Children at the Zante Carnival and Theatre Arts Camp, which runs from July 8 to 27, learn the art of wire bending.
Children at the Zante Carnival and Theatre Arts Camp, which runs from July 8 to 27, learn the art of wire bending.

DARA HEALY, director of Zante Carnival and Theatre Camp and founder of the NGO Indigenous Creative Arts Network (ICAN), feels that there is so much negativity against TT’s Carnival. Healy is also a Newsday columnist.

She wants young people to understand that TT’s Carnival “has value that is beyond what is seen in the media” and beyond “the promotion of pretty mas.” She wants them to also understand that TT’s traditional characters have a story/worth and that it came out of a particular kind of experience.

Healy wants to aid in “pulling back” the trend “toward a frivolous approach” to TT’s Carnival.

She also wants to change the perception that some hold that when “Carnival is over, back to work.” Through Healy’s eyes, Carnival is work. “We create the Carnival. All the pan, all the mas all of that. We create this. But the society has inculcated all of the negative colonial attitudes about our culture.”

ICAN and Zante want to show to young people that Carnival “is beautiful and has meaning” and it is something from which they can create a career, Healy said.

The Zante Carnival and Theatre Camp in part fulfils Healy’s wish to show young people that Carnival is something beautiful.

The camp will run from July 8 to 27 and is for children aged six to 12. The camp will be held at the Bois Academy, Barataria.

On the 27, a showcase (featuring an exhibition and a performance) is put on that shows all of the work done during the period. The performance will be based on one of Healy’s original stories called Anansi and the Spelling Competition.

The camp’s activities include theatre, movement and dance, visual arts and wire bending.

While it is a paid camp, it also offers scholarships to children from “vulnerable communities.” Parents, she added, don’t have to think about paying for the child so the cost of attending the camp, the materials, field trips and attendant activities is fully covered.

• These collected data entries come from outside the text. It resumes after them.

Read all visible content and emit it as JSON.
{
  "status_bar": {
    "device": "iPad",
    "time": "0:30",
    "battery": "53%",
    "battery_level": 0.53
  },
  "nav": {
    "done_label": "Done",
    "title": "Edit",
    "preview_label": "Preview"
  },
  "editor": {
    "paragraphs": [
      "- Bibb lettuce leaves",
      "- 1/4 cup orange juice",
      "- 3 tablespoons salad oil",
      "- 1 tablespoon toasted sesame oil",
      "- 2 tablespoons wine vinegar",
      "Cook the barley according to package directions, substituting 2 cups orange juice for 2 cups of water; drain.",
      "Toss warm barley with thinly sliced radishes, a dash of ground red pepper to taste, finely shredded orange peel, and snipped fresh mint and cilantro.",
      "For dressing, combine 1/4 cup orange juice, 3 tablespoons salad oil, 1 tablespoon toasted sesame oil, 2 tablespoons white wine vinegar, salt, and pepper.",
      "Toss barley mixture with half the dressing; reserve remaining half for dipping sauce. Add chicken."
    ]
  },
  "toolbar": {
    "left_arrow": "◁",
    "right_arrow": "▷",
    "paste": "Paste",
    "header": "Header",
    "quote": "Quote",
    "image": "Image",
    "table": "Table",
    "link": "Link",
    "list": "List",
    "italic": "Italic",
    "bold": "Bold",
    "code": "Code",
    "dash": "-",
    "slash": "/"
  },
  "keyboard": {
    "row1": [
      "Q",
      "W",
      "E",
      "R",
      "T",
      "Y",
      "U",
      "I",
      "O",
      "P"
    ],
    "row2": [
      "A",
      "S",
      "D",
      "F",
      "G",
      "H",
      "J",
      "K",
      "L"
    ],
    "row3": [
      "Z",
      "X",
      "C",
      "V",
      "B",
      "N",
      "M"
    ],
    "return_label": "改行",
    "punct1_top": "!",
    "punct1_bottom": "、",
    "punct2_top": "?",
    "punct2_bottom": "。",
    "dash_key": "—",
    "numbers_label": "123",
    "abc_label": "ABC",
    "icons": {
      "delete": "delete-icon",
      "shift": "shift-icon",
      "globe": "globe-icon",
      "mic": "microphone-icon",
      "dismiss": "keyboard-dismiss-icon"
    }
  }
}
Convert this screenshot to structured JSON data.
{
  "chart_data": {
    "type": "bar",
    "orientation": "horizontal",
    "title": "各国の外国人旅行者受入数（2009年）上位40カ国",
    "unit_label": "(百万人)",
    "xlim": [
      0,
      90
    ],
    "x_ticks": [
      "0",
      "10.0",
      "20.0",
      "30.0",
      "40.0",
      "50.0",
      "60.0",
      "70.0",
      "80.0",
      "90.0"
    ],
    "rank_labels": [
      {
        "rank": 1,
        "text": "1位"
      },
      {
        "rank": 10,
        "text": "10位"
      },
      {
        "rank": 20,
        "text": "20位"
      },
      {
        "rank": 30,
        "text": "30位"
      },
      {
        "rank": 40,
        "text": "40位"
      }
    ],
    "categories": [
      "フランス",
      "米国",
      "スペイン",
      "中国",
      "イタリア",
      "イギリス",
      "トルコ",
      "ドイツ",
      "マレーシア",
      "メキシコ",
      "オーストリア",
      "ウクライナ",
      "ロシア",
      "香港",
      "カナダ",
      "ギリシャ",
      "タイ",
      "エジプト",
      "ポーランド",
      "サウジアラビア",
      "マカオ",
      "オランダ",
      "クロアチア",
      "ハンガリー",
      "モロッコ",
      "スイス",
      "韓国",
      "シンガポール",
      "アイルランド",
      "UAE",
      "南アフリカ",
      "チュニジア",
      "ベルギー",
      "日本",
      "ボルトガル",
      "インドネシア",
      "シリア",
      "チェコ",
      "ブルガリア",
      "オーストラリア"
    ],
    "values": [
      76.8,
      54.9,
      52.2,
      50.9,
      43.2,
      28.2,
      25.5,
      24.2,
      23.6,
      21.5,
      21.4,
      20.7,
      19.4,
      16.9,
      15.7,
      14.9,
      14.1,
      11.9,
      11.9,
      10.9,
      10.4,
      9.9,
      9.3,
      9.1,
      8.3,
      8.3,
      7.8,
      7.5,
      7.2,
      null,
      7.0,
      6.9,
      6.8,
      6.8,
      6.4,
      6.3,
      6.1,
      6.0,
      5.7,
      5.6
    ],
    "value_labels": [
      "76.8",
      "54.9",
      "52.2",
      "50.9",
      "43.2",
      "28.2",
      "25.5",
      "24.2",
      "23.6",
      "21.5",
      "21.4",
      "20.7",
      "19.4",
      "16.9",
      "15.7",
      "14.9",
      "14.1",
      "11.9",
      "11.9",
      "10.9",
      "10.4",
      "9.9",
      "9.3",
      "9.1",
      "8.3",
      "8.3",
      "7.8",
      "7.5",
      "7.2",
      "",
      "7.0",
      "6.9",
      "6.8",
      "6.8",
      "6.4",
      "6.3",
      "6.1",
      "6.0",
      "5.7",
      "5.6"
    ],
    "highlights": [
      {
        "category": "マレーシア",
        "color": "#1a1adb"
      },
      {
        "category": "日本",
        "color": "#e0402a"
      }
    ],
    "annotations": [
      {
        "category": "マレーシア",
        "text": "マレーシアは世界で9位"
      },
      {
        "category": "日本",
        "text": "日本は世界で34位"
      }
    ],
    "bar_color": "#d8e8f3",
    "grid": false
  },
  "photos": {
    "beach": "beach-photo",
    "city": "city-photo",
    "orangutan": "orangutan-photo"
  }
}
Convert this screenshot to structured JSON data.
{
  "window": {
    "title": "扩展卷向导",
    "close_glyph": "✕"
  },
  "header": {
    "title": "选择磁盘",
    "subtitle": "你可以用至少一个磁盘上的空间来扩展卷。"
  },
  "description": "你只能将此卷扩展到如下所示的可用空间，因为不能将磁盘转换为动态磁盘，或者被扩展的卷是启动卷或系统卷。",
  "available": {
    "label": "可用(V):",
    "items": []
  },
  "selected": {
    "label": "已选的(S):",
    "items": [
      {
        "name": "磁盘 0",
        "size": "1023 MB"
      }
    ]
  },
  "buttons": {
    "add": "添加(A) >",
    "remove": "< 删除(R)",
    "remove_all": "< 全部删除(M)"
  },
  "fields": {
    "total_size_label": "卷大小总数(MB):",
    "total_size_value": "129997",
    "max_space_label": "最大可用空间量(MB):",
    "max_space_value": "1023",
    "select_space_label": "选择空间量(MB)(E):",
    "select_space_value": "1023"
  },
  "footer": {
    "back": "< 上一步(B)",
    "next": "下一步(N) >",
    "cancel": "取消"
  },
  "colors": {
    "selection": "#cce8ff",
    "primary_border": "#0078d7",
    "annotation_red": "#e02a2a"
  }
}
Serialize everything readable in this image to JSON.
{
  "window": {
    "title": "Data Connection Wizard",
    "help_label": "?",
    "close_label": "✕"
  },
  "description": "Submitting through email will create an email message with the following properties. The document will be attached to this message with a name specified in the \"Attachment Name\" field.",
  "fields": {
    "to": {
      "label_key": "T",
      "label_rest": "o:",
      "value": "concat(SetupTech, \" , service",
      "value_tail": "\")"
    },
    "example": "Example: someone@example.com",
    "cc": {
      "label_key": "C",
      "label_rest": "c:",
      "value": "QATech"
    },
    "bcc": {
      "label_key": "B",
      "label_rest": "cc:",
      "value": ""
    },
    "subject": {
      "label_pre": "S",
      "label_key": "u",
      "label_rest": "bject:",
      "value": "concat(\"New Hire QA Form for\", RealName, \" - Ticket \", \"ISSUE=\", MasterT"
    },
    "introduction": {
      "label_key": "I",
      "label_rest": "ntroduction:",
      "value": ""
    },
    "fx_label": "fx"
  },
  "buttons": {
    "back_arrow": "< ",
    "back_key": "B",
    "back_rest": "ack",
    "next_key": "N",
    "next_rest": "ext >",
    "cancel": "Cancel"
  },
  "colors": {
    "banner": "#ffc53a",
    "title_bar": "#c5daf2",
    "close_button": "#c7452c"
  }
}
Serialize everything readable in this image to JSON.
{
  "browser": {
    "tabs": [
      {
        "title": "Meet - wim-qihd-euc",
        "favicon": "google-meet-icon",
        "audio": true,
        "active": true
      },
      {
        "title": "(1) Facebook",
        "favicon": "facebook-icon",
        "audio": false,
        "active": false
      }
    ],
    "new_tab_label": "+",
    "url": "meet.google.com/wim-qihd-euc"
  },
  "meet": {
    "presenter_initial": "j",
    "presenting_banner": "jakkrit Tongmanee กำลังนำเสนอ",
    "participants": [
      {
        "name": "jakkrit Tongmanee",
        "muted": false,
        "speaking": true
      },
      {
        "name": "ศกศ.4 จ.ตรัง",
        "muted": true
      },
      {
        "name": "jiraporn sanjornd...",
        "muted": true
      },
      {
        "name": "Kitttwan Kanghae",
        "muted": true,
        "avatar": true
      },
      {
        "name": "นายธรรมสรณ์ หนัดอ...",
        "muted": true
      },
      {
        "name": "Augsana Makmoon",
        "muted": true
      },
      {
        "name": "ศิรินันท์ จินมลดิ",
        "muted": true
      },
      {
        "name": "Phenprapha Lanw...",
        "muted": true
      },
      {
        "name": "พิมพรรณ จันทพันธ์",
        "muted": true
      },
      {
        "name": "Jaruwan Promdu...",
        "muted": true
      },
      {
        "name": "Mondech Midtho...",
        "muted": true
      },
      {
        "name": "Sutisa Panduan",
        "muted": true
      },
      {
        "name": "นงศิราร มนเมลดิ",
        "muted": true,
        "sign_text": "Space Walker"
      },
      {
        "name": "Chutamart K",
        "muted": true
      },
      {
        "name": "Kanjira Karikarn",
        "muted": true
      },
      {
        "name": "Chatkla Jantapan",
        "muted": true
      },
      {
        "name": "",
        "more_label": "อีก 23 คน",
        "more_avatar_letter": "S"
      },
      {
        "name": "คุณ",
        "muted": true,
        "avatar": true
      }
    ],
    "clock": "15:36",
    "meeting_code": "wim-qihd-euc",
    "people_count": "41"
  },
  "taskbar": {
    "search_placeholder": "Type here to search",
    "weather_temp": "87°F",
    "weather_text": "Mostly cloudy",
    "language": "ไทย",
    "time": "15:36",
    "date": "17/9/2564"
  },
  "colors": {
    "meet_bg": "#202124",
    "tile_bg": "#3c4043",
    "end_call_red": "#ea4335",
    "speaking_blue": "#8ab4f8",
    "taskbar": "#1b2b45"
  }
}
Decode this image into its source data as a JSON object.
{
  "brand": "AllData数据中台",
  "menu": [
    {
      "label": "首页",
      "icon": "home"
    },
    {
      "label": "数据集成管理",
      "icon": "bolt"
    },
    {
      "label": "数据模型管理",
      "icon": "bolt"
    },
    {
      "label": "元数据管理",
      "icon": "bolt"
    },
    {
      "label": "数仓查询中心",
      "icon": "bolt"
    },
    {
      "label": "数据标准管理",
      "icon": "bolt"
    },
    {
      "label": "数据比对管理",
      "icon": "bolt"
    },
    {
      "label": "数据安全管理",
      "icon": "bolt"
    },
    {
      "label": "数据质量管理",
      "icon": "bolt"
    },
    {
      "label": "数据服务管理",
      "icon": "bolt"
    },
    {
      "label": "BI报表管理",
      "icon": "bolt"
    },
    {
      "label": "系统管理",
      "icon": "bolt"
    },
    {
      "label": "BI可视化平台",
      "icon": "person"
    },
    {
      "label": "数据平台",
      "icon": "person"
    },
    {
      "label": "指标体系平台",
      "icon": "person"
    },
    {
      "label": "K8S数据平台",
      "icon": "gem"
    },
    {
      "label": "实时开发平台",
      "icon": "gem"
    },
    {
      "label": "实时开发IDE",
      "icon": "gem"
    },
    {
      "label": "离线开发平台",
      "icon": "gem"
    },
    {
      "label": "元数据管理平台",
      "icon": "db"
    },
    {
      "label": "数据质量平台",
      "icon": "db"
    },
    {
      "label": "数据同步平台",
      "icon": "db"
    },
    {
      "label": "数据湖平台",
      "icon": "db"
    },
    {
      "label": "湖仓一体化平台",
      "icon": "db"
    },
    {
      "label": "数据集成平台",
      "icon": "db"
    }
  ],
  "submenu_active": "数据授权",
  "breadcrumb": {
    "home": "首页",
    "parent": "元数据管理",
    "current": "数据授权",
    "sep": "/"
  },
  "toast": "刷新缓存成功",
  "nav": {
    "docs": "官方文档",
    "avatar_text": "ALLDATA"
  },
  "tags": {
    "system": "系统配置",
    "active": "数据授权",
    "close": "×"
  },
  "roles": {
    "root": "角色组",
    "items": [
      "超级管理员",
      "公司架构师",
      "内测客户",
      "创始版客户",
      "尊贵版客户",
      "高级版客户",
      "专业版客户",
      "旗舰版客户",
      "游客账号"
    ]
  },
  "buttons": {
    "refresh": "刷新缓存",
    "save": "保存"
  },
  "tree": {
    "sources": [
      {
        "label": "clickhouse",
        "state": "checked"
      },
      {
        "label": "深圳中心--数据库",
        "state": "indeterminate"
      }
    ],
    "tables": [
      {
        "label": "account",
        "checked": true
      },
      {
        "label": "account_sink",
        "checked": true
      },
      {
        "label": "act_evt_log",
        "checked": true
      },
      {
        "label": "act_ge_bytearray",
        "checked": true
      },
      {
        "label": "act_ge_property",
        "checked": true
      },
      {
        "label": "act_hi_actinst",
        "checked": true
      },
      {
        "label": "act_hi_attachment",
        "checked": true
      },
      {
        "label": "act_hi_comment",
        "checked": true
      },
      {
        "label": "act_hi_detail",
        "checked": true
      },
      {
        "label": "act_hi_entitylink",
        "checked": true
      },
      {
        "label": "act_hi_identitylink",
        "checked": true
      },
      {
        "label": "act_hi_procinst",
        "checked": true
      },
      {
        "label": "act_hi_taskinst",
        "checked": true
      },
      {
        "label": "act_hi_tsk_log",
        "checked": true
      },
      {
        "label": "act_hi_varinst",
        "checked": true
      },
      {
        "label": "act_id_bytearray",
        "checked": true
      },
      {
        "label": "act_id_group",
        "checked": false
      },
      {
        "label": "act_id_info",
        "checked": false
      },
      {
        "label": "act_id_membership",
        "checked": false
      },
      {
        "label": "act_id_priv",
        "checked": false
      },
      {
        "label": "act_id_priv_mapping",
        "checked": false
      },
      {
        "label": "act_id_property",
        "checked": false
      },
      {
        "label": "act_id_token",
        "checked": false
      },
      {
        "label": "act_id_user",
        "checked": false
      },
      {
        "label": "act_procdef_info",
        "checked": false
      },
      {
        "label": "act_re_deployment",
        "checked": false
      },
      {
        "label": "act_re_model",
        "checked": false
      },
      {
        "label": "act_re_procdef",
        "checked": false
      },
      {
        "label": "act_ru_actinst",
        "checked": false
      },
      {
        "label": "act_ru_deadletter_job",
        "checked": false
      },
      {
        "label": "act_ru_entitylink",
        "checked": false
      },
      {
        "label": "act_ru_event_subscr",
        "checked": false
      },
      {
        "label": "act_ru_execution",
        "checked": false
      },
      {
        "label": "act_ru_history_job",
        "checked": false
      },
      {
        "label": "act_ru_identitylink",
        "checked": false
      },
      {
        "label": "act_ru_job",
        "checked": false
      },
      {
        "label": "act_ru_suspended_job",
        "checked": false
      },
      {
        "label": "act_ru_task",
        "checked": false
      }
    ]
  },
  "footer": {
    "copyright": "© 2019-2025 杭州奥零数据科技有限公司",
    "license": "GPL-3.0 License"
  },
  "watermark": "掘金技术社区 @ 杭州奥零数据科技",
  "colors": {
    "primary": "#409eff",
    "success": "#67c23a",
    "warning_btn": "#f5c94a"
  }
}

Zante was started three years ago out of her idea to continue the work that ICAN has been doing. ICAN does shows like the re-enactment of Canboulay riots every Carnival Friday, it also does work in schools using traditional Carnival characters and works with the education ministry among others.

The NGO “uses culture as a means to transform lives and empower people,” she said. Zante was formed when ICAN took the decision to continue that work beyond “putting on a show or working in the community” and extend it to a “younger demographic.”

Three years later, Healy has seen the camp grow in terms of its awareness and people recognising the value of the work done. The camp has grown from having ten children in its first year to having about 30 to 40 children this year.